You spent a lot of time with that post, or at least a lot of thought, but I find little if any of the information you brought up applicable.  This isn't an argument over semantics--no one here is overly concerned (well, other than the Catholics) with the different kinds of worship found in scripture or Old English or what have you.  We, whether this includes Catholics or is Protestant-exclusive, understand the actions the Church dictates must be taken in honor of the Virgin.  And we accurately define them as worship-ful in nature.  You've merely obfuscated the issue at hand: Catholicism worships (wrongfully) Mary.  That's not something you'd denied; you've merely tried to redefine the term, maybe making it worship of a lesser degree.
Quote
However, since Mary is a finite creature, the honor she is due is fundamentally different in kind from the latria owed to the infinite Creator.

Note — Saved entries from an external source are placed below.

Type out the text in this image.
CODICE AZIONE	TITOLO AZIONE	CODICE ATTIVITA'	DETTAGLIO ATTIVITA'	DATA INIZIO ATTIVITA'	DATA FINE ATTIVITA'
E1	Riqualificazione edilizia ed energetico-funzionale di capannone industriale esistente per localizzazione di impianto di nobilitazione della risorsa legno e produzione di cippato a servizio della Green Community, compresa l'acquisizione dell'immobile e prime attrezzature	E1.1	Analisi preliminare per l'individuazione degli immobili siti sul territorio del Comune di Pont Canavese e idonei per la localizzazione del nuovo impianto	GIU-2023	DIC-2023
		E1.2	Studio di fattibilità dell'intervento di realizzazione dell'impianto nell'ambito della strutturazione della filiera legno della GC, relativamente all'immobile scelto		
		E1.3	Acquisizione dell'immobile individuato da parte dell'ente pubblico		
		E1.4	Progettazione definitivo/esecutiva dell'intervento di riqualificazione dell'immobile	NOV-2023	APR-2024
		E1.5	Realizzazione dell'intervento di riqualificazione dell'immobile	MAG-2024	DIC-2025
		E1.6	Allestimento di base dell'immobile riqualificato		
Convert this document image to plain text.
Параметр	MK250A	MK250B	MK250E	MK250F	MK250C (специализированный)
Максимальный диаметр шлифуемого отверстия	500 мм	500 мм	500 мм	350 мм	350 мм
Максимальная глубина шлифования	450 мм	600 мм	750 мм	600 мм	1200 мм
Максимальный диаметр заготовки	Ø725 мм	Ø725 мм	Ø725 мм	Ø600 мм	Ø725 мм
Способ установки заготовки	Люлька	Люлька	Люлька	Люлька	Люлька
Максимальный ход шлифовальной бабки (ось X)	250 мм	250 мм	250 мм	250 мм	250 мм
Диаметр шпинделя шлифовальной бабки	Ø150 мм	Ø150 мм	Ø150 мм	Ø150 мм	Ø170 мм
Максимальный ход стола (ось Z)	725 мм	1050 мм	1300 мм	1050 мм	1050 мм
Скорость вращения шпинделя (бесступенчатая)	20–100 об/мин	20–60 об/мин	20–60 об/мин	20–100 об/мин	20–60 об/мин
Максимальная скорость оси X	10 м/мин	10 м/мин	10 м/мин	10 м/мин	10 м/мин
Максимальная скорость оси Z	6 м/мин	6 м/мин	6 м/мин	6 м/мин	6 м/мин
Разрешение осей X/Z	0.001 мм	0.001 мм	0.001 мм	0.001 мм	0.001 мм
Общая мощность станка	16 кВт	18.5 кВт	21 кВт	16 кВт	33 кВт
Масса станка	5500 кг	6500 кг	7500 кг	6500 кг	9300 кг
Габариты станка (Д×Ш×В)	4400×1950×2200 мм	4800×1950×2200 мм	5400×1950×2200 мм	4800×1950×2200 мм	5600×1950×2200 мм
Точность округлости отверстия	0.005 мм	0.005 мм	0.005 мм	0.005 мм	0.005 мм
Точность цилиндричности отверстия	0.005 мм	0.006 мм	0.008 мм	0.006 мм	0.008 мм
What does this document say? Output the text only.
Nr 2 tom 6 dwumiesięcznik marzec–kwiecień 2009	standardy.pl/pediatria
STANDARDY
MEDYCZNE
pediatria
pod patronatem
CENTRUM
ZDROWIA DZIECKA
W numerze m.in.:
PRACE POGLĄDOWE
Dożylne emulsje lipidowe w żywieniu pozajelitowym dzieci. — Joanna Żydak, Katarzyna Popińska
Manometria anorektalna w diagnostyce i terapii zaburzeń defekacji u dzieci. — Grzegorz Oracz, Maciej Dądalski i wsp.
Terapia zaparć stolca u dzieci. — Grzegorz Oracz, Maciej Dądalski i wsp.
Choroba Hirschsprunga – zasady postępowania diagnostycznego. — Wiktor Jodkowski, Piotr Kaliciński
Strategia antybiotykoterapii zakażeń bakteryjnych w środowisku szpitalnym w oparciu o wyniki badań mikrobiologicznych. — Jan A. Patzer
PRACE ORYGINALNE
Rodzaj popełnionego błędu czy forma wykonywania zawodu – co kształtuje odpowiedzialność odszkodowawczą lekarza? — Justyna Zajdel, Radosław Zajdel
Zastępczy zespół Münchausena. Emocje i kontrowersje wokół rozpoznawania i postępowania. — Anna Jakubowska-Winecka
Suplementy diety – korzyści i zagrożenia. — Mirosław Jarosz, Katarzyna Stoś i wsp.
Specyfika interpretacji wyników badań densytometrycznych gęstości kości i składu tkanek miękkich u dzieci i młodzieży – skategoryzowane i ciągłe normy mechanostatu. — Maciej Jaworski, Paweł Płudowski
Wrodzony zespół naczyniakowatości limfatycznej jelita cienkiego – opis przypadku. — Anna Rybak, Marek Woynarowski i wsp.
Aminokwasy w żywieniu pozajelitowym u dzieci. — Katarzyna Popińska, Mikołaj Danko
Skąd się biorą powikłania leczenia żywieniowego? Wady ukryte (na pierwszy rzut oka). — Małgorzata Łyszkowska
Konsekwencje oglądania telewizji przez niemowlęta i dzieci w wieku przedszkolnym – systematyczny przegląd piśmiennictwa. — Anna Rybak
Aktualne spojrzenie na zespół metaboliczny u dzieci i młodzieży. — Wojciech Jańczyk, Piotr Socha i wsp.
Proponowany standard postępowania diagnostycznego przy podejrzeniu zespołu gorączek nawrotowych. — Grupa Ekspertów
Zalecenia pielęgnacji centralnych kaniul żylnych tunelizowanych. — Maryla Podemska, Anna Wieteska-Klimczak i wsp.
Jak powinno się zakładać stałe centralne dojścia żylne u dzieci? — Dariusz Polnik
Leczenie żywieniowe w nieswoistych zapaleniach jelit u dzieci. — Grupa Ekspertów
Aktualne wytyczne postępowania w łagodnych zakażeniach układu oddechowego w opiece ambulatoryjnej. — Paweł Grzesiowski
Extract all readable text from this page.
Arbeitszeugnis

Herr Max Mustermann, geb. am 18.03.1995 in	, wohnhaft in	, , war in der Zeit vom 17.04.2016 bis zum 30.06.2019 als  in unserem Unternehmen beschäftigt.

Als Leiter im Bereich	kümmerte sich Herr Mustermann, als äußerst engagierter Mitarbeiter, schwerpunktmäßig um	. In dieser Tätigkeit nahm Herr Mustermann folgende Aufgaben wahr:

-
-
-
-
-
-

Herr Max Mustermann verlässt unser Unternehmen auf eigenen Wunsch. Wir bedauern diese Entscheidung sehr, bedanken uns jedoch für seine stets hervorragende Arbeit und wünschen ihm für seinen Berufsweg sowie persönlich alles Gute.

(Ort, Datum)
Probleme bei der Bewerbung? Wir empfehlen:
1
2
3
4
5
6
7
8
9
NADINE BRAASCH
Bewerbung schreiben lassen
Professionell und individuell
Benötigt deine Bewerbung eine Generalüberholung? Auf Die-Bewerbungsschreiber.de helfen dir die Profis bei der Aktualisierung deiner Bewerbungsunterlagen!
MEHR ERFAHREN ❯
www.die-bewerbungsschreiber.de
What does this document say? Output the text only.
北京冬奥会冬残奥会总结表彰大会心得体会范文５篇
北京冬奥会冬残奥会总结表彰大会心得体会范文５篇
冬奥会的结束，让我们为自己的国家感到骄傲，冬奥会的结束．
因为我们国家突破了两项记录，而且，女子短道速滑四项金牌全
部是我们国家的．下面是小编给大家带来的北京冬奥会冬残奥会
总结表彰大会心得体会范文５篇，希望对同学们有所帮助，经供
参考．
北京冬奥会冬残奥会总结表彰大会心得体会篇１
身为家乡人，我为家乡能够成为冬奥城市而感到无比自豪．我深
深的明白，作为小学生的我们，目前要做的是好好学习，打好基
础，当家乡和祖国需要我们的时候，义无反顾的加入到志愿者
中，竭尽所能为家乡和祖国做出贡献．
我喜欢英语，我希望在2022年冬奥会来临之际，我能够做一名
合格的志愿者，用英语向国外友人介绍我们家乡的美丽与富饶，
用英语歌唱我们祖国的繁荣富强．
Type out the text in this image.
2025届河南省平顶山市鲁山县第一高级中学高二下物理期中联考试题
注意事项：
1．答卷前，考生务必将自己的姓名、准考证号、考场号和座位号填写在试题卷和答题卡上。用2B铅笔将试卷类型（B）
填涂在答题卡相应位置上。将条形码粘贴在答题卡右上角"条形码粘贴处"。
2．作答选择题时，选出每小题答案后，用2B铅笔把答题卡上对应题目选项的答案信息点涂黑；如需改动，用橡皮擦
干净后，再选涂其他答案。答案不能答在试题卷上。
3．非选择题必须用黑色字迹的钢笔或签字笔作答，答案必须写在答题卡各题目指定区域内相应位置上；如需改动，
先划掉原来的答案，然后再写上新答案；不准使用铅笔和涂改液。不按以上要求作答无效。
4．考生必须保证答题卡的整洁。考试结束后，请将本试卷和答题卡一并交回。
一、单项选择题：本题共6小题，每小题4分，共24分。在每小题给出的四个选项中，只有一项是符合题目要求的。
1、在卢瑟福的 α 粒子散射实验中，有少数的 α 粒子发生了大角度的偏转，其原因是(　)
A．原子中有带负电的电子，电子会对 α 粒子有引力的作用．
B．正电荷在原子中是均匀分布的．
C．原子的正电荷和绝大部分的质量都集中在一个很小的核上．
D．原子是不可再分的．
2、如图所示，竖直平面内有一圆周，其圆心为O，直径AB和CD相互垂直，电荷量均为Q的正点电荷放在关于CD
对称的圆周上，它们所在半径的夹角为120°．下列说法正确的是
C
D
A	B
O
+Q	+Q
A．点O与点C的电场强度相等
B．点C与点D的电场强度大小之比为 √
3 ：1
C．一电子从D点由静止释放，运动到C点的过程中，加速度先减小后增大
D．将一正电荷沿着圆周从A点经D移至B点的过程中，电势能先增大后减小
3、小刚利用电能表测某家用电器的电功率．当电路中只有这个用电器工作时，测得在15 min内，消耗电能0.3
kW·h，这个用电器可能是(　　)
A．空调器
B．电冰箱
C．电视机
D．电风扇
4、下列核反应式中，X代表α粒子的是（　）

That point was taken care of with the Jesus references.  Blessed RATHER are those who hear and obey.  Mary is not due ANY praise for birthing Jesus.  Respect?  Sure.  Jesus respected His mother.  Praise, worship, adoration?  NO!  Not the kind you give her.  The same kind of praise we would give Moses or Abraham: "Wow, that's so cool that God chose someone like ___ to be used for His purposes."  Sure--put Mary's name in there.  But don't Catholics PRAY to Mary?  It's a very clear cut issue; these misnomers only serve to cloud it temporarily.
Quote from: The Rosary
HAIL, HOLY QUEEN, Mother of Mercy, our life, our sweetness and our hope! To thee do we cry, poor banished children of Eve; to thee do we send up our sighs, mourning and weeping in this valley of tears. Turn then, most gracious advocate, thine eyes of mercy toward us, and after this our exile, show unto us the blessed fruit of thy womb, Jesus. O clement, O loving, O sweet Virgin Mary!

V. Pray for us, O Holy Mother of God.
R. That we may be made worthy of the promises of Christ.
That's absurd.  There is no other way to put it.  If you look at scripture and you come out praying that sort of prayer, you've missed something and added something else.  We are to pray to GOD in our poor state!  Our sighs, mouring, and weeping should go to HIM ALONE.  Why are we crying to a SINFUL woman?!  She needed Christ's salvation JUST LIKE THE REST OF US!  NO ONE comes to the Father but through JESUS.  Advocate?!  Jesus Christ is our advocate, and He alone is such according to the scriptures!  Where in the Bible does it describe Mary as sweet, merciful, etc.?  It is pure fantasy!  As bad as the Acts of Paul or the other apocryphal texts.  Was she favored among women? Yes!  Very much so!  But to be WORSHIPED?  Prayed to in our times of affliction?  NO.

And how on earth does Mary, who needed Christ's blood sacrifice like the rest of us, somehow make us "worthy of the promises of Christ"?!  We are saved by God's grace alone, through faith alone, in Jesus Christ alone.  That is CLEAR in the scriptures.  Sadly, as Jesus said, men love their traditions rather than verbum dei.  It is impossible for a sinner like Mary or anyone else to make us worthy of Christ!  God's grace ALONE grants us salvation through Christ.  We are made worthy of His promises by faith in Him ALONE.